Dod had an unerring belief in her creative voice, the power of a poem to blow a room or someone's life apart. While she may have felt fear and anxiety in her private life (as I have, a legacy of some of the worst times with our father), she never felt it in her work, nor did it deter her from speaking out on things that matter: Indigenous massacres, nationalistic jingoism, the incarceration of refugees, homophobia. She showed me how to find my voice in the fog of cognitive dissonance and internal fury that characterised my former Christian life.
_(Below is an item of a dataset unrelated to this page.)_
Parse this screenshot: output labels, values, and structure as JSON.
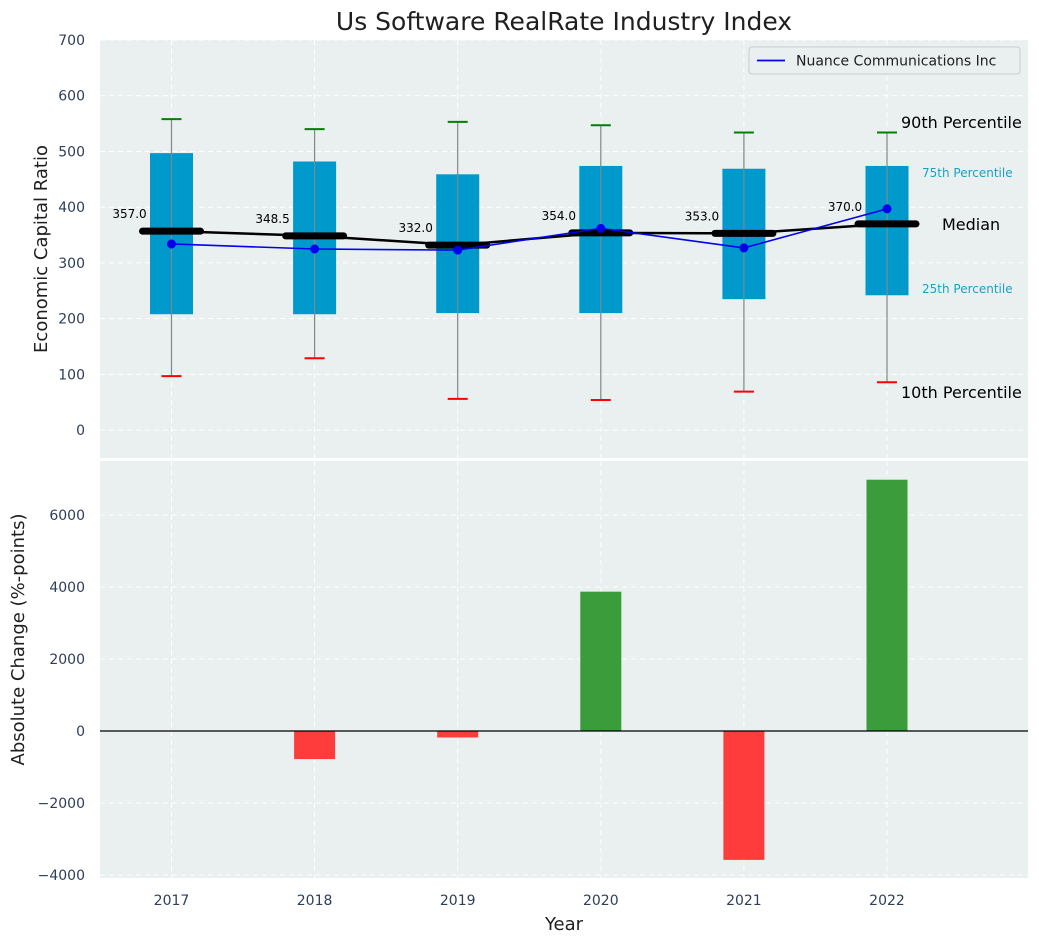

It took me many years to apologise to her for my preachy Pharisaic self-righteousness, particularly of her sexuality. I never managed to tell her, except at her funeral, that she had become the impetus and example for me to be brave and speak the truth, to be subversive and challenge orthodoxy in its many guises, and to always be suspicious of fakes. I was never going to be silent again, and maybe I too could be dangerous and transgressive by unmasking the hidden networks of power within churches and help other people with the trauma they experience. I am now a psychotherapist and advocate for those who have been harmed by high demand religious communities. As I found my voice, I try to help others find theirs.
My bold and lionhearted big sister showed me how.
'I stand my ground / in the undaunted spray / and company / of my own words' (The Ninth Hour from The Bee Hut).